Another incredibly lucky thing for our group was having Christopher Vogler one of our as our writing coaches. https://chrisvogler.wordpress.com I’d stared at Chris’s picture on the back cover of his brilliant bestseller The Writer’s Journey for well over a decade. The book’s title is a play on The Hero’s Journey, made famous by comparative mythologist Joseph Campbell (A Hero of a Thousand Faces) whose ten hours of interviews with Bill Moyers will change your life.
Chris is known the world over for translating Joseph Campbell into a form for film people to use to make sure that their storytelling succeeds by leaving audiences with that deep catharsis they unknowingly crave when they watch a movie. (As generous and big-hearted of a man Chris is, I wouldn’t be surprised if he translated Campbell’s work to prevent Hollywood from producing any more dreck.) As a story analyst at Disney in the 1980s, he blazed a new trail with a little ditty he penned called Memo From the Story Department and revolutionized the thinking about story for the screen.
I’d been struggling with certain aspects of my story, mostly because it was based on a real person I had not yet been able to interview, so I had lots of blanks to fill in. Her name is Sally Becker, a Jewish painter who saved hundreds of Muslim children from war torn Bosnia in 1993. http://www.sallybecker.co.uk Sally became known as The Angel of Mostar, named after a town with a very beautiful and symbolically important bridge, the Stari Most, that separated the Muslim and Christian sides of Mostar.
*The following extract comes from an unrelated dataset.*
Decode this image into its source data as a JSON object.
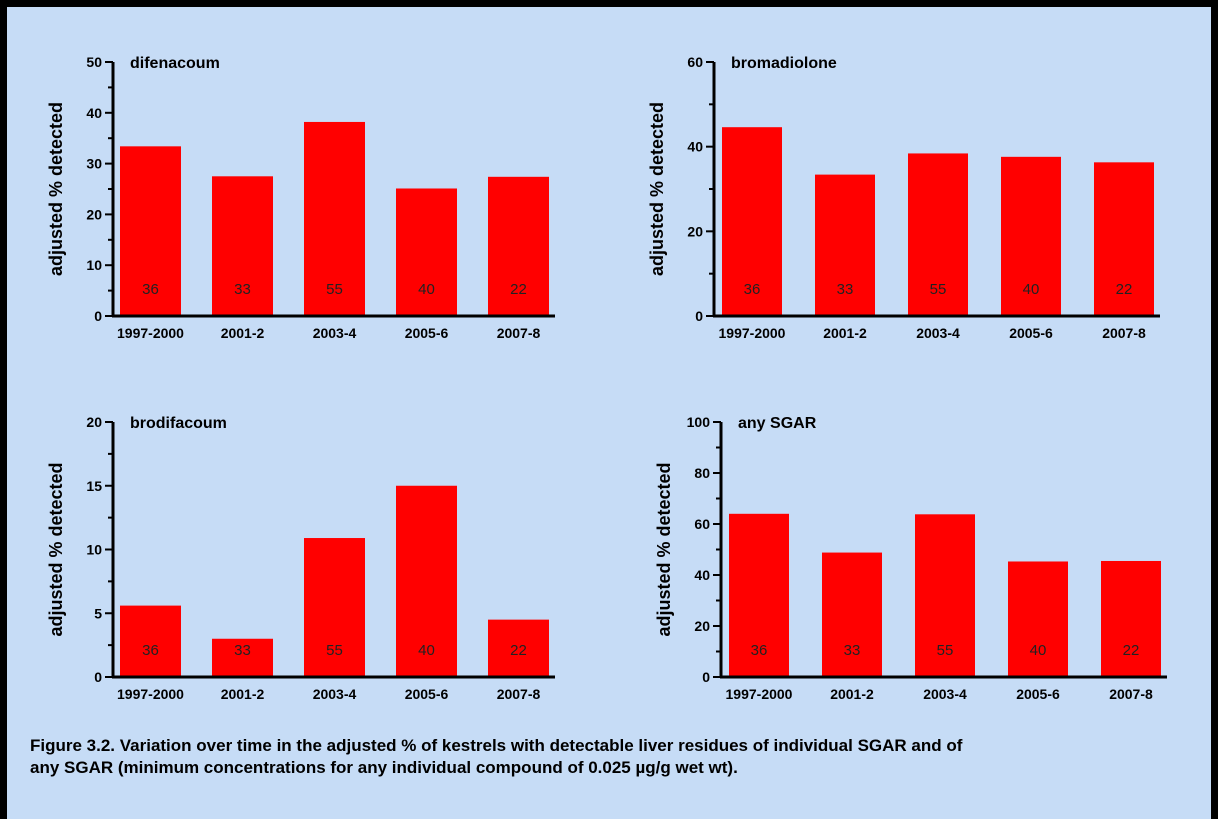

During the war, the bridge was blown up, which gave me the idea to title my script Bridge Keeper to honor Sally as someone who was working to bridge the gap between warring sides.
After one of Chris Vogler’s mind-blowing lectures, he passed out his business cards to all of us. They have these gorgeous illustrations from the newest edition of his book, so there are several designs to choose from. He was so instrumental in helping me find the heart of my story (screenplay structure is NOT for sissies!) that I felt most drawn to the card with the skeleton key. At the time, I didn’t pay much attention to the small castle in the background, but the very next day, we arrived at Castel del Monte. I pulled Chris’s card from my back pocket, flashed it in his direction for a knowing nod from my guru, and stormed the castle in search of answers.
It happened quickly. In the chapel on the first floor, I knew that my character would have to come here, to Castel del Monte (she’d been living in Puglia at the start of the story) to have the whopper realization that would send her across the Adriatic Sea with no plan for how to save those children. Carved into the wall above me as plain as the red nose on that clown priest, was a cross, a Star of David, and a crescent moon with a star. Movie-Sally would gather her courage standing here, after receiving a message from a Roman Emperor who lived some 800 some years before her — that it’s our humanity that binds us, no matter what terrible deeds are done in the name of religion or anything else.
Perhaps part of the mystery of Castel del Monte is that it holds many more answers. Could it simply be a monument to peace? With a little luck, we’ll learn to ask the right questions, and trust that wisdom is infinite.
The number eight is the symbol of infinity, eight is the eighth day after the seven days of creation, and so goes beyond creation.